Pada Oktober 2015, Andi memanggil Kepala BPJN IX Maluku dan Maluku Utara Amran H.I. Mustary dan tangan kanan Amran, Imran S. Djumadil, ke ruang kerjanya di gedung DPR. Dalam pertemuan tersebut, Andi menuturkan memiliki jatah proyek senilai Rp 170 miliar. Ia menyampaikan kesediaan menempatkan jatah aspirasinya di Maluku dan Maluku Utara.
Baca: Kasus Proyek Jalan, Mantan Bupati Seluma Divonis 2 Tahun Bui
Andi meminta Amran mencari calon kontraktor yang dapat mengerjakan proyek yang ia usulkan. Sebagai imbalan, ia meminta para kontraktor tersebut bersedia memberikan fee.
Kasus ini merupakan buntut operasi tangkap tangan (OTT) yang menjerat anggota DPR dari Fraksi Partai Demokrasi Indonesia Perjuangan, Damayanti Wisnu Putranti, awal 2016. Dia ditangkap karena menerima suap Rp 8,1 miliar dari Abdul Khoir.
Selain menangkap Damayanti, saat OTT, penyidik mencokok Abdul Khoir serta dua anggota staf Damayanti, yakni Julia Prasetyarini dan Dessy Ariyati Edwin.

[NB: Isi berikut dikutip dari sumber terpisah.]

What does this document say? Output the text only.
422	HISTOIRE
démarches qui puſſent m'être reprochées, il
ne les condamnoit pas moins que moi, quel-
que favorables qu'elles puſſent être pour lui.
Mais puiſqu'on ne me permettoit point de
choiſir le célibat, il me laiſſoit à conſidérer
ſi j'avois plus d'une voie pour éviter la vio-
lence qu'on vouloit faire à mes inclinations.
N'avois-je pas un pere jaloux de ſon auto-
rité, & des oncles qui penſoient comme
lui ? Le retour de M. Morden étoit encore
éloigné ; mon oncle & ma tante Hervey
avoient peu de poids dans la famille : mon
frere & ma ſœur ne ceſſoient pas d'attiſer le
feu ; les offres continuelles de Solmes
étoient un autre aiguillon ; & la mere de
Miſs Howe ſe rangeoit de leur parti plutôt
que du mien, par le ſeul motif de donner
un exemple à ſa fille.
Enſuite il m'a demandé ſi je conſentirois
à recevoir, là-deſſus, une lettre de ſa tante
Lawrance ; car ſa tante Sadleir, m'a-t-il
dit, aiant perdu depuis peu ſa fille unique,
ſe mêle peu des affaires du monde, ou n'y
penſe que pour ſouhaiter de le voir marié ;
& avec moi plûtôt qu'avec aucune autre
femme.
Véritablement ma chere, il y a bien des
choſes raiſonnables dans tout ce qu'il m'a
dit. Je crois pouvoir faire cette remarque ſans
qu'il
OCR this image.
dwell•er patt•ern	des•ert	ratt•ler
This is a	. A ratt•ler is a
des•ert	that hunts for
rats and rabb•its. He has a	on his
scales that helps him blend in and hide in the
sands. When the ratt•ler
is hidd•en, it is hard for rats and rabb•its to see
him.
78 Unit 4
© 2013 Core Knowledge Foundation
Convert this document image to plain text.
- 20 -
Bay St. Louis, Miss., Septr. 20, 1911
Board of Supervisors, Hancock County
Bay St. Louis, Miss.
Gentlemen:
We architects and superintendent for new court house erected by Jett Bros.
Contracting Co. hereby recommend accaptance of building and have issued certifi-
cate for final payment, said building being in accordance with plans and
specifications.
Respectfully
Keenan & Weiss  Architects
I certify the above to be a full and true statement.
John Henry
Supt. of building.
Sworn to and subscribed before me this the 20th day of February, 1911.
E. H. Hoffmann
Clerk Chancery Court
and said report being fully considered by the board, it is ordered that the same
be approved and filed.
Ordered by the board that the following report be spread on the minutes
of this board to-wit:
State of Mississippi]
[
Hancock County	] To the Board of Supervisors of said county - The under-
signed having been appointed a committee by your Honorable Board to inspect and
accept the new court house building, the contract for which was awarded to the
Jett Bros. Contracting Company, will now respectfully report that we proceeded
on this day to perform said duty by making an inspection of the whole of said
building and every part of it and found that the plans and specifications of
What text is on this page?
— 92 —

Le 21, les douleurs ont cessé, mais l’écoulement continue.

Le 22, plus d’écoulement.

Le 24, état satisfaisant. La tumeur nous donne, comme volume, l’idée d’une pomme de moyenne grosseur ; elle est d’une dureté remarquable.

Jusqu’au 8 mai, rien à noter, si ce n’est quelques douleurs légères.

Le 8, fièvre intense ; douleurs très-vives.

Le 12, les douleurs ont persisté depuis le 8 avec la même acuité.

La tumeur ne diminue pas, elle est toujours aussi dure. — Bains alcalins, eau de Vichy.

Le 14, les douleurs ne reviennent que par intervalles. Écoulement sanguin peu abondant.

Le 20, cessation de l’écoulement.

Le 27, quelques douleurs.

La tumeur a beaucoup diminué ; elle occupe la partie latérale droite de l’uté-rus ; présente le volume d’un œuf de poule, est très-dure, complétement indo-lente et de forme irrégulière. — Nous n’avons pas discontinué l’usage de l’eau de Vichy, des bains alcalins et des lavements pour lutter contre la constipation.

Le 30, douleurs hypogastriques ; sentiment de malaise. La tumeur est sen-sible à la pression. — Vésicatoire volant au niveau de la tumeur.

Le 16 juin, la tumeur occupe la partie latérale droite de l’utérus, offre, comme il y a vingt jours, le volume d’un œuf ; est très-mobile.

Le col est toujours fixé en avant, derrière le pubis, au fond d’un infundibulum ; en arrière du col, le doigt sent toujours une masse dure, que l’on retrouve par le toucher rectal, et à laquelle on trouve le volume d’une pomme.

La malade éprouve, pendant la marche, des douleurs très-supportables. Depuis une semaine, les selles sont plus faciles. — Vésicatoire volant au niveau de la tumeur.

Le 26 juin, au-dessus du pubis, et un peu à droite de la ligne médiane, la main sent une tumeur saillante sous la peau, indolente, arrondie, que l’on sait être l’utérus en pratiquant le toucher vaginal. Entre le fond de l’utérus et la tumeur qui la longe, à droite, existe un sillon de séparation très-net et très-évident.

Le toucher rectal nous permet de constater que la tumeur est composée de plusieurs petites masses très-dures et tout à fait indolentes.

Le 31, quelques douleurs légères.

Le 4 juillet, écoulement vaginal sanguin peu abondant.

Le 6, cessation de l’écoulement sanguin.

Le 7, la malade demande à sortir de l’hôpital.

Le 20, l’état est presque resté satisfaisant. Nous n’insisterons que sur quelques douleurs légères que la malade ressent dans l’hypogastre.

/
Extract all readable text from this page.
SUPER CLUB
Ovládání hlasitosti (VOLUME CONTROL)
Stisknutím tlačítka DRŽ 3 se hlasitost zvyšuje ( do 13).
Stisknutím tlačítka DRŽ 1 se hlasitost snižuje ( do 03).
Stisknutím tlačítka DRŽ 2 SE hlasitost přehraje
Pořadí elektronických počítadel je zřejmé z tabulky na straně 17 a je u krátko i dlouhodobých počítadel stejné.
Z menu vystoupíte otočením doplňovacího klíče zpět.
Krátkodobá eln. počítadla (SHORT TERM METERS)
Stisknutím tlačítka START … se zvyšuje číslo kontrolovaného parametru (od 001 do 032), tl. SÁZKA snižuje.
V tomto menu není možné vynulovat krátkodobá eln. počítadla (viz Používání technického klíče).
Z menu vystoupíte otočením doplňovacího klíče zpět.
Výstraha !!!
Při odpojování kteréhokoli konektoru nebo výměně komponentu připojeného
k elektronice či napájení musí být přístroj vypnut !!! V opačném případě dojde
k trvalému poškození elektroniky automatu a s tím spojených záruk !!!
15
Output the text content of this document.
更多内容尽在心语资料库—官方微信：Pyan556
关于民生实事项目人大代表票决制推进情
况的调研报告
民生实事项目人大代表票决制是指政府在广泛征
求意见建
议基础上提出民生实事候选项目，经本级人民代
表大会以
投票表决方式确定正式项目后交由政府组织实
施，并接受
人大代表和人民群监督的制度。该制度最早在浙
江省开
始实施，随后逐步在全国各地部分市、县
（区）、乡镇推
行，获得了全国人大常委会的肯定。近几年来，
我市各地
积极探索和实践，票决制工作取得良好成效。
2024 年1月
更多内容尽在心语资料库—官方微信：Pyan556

Dalam pengembangannya, penyidik menetapkan Amran, Andi, anggota DPR dari Fraksi Partai Golongan Karya bernama Budi Supriyanto, Musa Zainuddin dari Fraksi Partai Kebangkitan Bangsa, Yudi Widiana Adia dari Fraksi Partai Keadilan Sejahtera, dan Komisaris PT Cahaya Mas Perkasa So Kok Seng alias Aseng sebagai tersangka.